How To Have A Cat In College

Smart Cat Writing With Books On WhiteSo, you’re in college, and you desperately miss your cat from home. If you’re used to having pets, going from a fur-filled household to a college campus can be a huge change. It’s important to get that animal interaction that you’re so used to, and there are a variety of ways to make it happen. If you are in desperate need of feline affection, we’ve got some great ways to have a cat in college right here.

1. Volunteer at the local animal shelter: If your campus is in or near a city, there will likely be more than one animal shelter to look into for volunteering. Volunteering not only benefits you by giving you some animal-time, but also helps the shelter with their daily activities. If you volunteer to help with the cats, you’ll likely have to help with feeding, brushing, and cleaning, but you’ll also get to socialize with the kitties.

If your campus is in a more rural setting, you can probably find an animal shelter or a group cat home that you can help out at. This is a great way to get your cat time in while doing a good service for the community. Some colleges or college groups require community service hours in order for you to graduate, and volunteering at the local animal shelter might just be the perfect way to quell your pet-sickness.

2. See if your campus has shelter days: Lately, it has been a trend for colleges to invite shelter animals or service animals onto campus. This is in an effort to help relieve stress off of the students, and often takes place around finals time. You can check with your local organizations or your RA if you live in a dorm to see about any shelter days at your school. If this isn’t happening at your school, student leadership may be able to set it up, so talk to a member of your student leadership board and see if they like the idea.

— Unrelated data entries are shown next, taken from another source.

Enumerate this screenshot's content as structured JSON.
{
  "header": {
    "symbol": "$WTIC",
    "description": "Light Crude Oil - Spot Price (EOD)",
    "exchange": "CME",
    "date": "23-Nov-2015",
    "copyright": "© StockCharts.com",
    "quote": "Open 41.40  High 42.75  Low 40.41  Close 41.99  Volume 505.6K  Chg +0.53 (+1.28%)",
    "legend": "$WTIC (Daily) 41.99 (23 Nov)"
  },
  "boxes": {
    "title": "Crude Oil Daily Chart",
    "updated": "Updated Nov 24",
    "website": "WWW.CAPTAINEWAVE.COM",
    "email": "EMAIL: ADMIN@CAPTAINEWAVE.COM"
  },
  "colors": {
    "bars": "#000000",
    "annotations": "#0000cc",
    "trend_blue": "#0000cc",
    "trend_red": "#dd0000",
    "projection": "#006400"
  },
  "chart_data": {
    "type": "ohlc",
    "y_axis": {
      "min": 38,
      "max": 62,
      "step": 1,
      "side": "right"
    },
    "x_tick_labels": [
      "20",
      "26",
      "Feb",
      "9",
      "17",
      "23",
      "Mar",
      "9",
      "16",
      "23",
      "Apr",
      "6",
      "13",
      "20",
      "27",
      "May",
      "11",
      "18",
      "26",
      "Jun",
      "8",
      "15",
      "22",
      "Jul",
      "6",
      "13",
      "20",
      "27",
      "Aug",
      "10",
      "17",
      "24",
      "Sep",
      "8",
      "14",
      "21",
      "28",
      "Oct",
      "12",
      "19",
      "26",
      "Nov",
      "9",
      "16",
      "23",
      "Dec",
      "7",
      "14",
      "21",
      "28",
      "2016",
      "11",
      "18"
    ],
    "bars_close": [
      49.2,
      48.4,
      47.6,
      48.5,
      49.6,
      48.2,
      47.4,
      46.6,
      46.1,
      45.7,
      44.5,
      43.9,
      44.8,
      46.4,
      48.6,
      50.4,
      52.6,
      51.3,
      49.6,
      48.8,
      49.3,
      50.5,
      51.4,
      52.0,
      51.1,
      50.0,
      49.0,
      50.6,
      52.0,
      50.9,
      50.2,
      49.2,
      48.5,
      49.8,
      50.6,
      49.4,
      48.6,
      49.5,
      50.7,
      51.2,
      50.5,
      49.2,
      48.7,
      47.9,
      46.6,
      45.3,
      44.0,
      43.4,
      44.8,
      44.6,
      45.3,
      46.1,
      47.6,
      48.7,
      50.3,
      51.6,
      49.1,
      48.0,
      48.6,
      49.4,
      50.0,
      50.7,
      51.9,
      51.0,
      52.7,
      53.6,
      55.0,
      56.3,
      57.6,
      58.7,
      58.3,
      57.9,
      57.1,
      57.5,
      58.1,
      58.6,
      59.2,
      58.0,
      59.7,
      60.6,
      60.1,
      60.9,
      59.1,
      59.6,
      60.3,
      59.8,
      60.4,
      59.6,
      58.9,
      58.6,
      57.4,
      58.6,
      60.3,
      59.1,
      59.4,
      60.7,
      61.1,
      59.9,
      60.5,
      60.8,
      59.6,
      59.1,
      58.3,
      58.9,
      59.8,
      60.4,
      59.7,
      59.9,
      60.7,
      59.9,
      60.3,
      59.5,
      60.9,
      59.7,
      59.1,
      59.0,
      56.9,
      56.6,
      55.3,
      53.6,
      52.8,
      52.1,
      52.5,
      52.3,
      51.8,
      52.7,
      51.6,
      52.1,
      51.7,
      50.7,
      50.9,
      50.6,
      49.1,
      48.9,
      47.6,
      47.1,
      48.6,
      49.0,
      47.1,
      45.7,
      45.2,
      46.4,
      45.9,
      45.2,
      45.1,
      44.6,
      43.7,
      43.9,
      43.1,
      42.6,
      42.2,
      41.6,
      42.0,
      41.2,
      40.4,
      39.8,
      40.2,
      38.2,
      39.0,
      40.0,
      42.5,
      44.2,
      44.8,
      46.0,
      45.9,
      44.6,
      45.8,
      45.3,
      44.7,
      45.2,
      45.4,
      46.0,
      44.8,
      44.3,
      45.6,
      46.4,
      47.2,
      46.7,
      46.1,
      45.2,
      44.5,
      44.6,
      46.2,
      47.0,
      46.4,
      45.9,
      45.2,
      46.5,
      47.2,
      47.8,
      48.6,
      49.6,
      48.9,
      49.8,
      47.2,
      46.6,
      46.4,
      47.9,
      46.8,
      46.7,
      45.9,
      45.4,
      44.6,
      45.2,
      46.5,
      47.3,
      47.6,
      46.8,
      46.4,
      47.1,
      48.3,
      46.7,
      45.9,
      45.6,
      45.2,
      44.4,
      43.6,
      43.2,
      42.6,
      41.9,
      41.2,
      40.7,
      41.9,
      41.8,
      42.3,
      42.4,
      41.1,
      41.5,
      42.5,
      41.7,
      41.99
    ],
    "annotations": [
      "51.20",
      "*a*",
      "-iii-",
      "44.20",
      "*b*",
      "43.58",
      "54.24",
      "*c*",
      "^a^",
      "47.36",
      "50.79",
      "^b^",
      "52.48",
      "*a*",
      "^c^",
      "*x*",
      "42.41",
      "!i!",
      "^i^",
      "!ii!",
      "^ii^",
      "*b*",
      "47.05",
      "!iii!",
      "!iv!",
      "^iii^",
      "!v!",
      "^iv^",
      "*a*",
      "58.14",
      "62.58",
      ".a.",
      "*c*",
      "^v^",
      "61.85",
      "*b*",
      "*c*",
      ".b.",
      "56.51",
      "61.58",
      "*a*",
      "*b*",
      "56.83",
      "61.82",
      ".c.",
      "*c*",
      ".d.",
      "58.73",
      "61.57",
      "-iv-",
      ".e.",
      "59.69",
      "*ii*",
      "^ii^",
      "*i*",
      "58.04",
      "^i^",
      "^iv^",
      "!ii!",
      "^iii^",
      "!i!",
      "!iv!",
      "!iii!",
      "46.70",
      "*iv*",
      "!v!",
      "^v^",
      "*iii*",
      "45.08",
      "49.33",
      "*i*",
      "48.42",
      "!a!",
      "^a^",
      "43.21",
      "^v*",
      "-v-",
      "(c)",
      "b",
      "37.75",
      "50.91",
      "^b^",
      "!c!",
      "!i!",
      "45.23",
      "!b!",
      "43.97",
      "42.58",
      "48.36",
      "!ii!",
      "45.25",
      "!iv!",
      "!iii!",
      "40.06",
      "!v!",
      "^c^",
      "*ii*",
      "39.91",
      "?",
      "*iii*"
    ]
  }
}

3. Find a friend: It would behoove you to find a friend with pets that you can spend some time with. If your friend has a cat or cats, let them know that you’d love to help cat-sit if they ever need someone. Go over to your friend’s house and enjoy time with their cats. It may not be the same as having one of your own, but if you’re missing your cats from home, simply getting some feline interaction might make you feel better.

4. Adopt a cat: If you’re in a living situation that would allow a cat, you may want to make the decision to adopt your own cat. If you live in a loud building with lots of roommates and people coming and going, you may want to hold off on adopting a cat. However, if you have a calm home-life or live alone, this might be the perfect time to bring a cat into your life.

Cute little cat with books on light backgroundIf you’re adopting one and live with roommates, make sure that it is okay with everyone and spend some time establishing ground rules. Make it clear who gets to keep the cat when you all split up eventually so that it won’t turn into an argument later down the road. Establish responsibilities, like who pays for the food and who helps out with the kitty litter. Having a cat around can reduce stress for an entire household, and college is a very stressful time for many people.

No matter how badly you want a cat, never bring an animal into your dorm room or apartment if it isn’t allowed by the building manager or landlord. If you do this, you are putting the animal and yourself at risk of eviction, suspension, and your cat could end up at the pound. Most campuses take this very seriously, and most dorms don’t allow pets of any kind. Patience is key here, and you want to give any pet that you have the best quality of life possible. Having to hide a pet is stressful and won’t end well.

If you’re not sure that you want to adopt a cat, you may also want to try out being a foster home. This way, you’ll get the excitement of a pet without the lifelong commitment. Many shelters even provide the food and litter for you to take care of the animal, so you wouldn’t be spending much money. Fostering can be an emotional rollercoaster, and you’ll want to make sure that you’re prepared to handle it while being in college.

College is a crazy time full of growth and experiences, so make sure that your cat-quest isn’t holding you back from all that college has to offer. If you intend to study abroad, adopting a cat isn’t the best idea right now. If you do decide to adopt a cat, you might want to establish a backup home just in case things don’t happen how you expected them to; for example, if you have to move and your new home doesn’t allow cats or if you can’t bring your cat with you when you transfer. Your parents or a good friend may offer to take care of the cat in circumstances that you can’t.

Adopting a cat is a huge responsibility and shouldn’t be taken lightly. However, many college students have adopted cats and had a great experience the whole way through. Just remember to be responsible with your situation and make the best decisions for you and the cat. Try out volunteering first and if that doesn’t cut it, you can think about adopting.